D. Sebastião
Henrique Gouveia e Melo, o último milagre saído da fábrica de salvadores da pátria. Não há cheiro a incenso nem coros de anjos, mas a liturgia é a mesma: um homem “limpo”, “neutro”, “fora do sistema”, enviado dos céus para nos resgatar da lama onde alegremente chapinhamos há décadas. O eleitorado rejubila, hipnotizado pelo discurso “suprapartidário”, essa deliciosa palavra mágica que parece prometer milagres sem o incómodo de debates, compromissos ou ideias concretas. Afinal, para quê política quando podemos ter o almirante?
É fascinante como o país nunca se cansa deste carnaval sebastianista. De tempos em tempos, lá aparece uma figura austera, com ar de quem lê livros difíceis e resolve problemas com meia dúzia de ordens rascunhadas numa folha A4. E nós, os crentes, caímos de joelhos, prontos para aclamar o novo D. Sebastião, desta vez sem cavalo, mas com um currículo militar impecável e uma capacidade admirável de evitar perguntas difíceis. Perguntem-lhe sobre políticas para a saúde, a educação ou o clima; ele responderá com um silêncio carregado de gravidade ou, melhor ainda, com uma metáfora naval. Tudo soa tão sério, tão credível, tão vazio.

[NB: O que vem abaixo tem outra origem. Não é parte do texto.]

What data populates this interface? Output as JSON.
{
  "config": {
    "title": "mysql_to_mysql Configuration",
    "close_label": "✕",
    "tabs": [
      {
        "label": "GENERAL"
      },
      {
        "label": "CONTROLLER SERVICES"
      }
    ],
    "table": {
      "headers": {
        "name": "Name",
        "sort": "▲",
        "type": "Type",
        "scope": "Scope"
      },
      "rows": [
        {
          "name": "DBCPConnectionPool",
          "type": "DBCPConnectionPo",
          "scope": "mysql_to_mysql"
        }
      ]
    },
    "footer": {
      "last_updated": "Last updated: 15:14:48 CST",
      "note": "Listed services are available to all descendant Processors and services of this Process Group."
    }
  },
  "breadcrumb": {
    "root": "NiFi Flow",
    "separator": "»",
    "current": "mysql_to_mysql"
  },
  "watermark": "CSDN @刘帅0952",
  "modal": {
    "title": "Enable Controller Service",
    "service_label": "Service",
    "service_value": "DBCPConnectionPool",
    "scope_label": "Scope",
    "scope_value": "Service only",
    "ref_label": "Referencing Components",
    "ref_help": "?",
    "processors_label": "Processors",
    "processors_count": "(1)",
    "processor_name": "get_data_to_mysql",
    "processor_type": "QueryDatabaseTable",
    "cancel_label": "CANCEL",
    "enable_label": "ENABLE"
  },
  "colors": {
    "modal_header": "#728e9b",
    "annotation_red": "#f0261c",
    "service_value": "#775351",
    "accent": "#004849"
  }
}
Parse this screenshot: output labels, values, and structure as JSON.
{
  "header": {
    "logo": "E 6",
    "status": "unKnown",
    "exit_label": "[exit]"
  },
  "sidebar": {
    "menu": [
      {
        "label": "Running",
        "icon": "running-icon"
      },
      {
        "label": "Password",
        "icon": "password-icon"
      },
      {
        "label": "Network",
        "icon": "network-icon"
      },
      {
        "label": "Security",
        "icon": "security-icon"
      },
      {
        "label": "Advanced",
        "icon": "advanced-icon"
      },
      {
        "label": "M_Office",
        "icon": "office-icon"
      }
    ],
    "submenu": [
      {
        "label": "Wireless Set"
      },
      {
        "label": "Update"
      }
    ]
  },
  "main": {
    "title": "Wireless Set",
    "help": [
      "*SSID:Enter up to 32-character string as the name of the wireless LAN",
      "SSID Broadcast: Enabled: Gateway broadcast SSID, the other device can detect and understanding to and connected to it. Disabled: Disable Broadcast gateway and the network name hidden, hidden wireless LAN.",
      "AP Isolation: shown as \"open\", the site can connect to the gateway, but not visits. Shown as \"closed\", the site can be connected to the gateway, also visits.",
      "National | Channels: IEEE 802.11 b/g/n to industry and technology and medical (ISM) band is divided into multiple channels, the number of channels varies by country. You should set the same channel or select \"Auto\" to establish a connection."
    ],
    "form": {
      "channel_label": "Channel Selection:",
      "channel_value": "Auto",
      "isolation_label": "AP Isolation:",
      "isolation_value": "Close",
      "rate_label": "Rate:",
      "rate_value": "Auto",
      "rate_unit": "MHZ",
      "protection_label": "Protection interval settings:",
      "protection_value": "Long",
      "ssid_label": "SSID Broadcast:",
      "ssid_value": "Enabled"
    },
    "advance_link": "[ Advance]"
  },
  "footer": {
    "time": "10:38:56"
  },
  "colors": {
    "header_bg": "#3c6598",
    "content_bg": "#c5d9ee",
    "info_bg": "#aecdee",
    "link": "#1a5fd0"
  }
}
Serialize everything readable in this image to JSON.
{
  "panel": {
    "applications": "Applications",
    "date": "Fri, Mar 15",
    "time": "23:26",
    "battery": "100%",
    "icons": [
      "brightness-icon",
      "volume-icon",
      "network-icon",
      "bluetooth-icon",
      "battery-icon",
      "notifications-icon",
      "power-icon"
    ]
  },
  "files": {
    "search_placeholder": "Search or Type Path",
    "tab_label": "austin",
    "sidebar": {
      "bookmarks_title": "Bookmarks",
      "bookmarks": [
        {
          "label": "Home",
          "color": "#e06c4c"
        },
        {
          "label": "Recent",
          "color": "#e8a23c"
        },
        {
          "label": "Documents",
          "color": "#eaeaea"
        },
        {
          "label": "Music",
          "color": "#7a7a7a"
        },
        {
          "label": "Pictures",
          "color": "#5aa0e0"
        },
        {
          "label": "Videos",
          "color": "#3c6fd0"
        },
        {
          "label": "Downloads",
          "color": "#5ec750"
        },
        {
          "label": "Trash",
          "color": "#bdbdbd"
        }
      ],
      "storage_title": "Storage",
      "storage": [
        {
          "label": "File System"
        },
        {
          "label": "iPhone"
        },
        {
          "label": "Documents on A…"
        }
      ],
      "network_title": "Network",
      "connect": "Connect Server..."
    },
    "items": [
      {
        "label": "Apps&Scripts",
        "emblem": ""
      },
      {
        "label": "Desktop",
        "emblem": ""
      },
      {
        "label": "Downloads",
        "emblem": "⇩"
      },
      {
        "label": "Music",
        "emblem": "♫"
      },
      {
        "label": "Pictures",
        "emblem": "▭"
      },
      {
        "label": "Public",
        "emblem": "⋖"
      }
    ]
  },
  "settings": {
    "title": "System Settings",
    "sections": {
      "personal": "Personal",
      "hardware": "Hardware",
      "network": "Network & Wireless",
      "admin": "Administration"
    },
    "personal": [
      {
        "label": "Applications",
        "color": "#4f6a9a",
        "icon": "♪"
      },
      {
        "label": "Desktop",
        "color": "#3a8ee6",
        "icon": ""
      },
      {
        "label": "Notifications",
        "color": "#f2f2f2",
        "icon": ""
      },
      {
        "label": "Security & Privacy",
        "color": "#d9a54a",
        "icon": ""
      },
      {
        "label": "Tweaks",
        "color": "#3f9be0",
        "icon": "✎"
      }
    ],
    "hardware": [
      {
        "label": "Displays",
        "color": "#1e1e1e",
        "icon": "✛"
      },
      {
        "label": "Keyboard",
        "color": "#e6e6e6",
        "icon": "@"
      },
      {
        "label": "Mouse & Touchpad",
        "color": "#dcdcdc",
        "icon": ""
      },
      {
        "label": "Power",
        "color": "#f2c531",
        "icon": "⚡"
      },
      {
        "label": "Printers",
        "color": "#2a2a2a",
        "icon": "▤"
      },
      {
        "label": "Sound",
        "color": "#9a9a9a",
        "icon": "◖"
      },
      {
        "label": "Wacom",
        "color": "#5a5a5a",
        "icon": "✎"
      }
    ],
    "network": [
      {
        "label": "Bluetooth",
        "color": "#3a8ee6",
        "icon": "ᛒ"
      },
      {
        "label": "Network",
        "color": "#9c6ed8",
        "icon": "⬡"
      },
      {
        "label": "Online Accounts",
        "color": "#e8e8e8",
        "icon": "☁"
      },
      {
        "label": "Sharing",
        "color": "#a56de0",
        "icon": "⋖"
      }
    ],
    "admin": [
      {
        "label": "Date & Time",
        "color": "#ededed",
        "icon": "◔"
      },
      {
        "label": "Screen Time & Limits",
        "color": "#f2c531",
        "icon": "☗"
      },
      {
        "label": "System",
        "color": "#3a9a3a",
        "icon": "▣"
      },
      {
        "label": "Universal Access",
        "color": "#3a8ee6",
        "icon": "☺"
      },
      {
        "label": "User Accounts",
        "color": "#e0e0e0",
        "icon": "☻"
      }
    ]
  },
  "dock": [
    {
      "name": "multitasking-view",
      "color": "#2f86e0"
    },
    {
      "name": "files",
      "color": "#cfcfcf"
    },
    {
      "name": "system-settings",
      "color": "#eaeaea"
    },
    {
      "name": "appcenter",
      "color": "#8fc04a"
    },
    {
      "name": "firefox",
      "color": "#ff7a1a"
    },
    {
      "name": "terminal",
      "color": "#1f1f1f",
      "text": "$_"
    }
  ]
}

E depois, claro, vem o mantra do “acima dos partidos”. Que maravilha. Um homem sem rabo preso, sem amarras ideológicas, sem “politiquices”. É a fantasia portuguesa por excelência: a política sem política, a solução sem escolha, o líder sem responsabilidade. É o equivalente nacional a acreditar que o Pai Natal resolve o défice ou que uma dieta milagrosa nos faz perder dez quilos sem largar os pastéis de nata.
Mas o mais divertido, ou talvez trágico, é que este sebastianismo de pacotilha funciona. O público, cansado e cínico, agarra-se desesperadamente a qualquer figura que pareça minimamente competente, mesmo que não faça ideia do que ela pensa ou quer fazer. No caso de Gouveia e Melo, é irrelevante saber o que ele propõe. Ele é “sério”, dizem. Ele “resolve problemas”, garantem. E isso basta. Afinal, pensar cansa.
Preparemo-nos, pois, para mais uma epopeia sebastianista, onde um país sem rumo deposita as suas esperanças num homem que promete tudo e nada ao mesmo tempo. Mas não se preocupem: quando o nevoeiro assentar e percebermos que o milagreiro é tão humano e falível como os outros, haverá outro messias à espera, com um discurso igual e uma promessa nova. É o ciclo eterno da nossa mediocridade.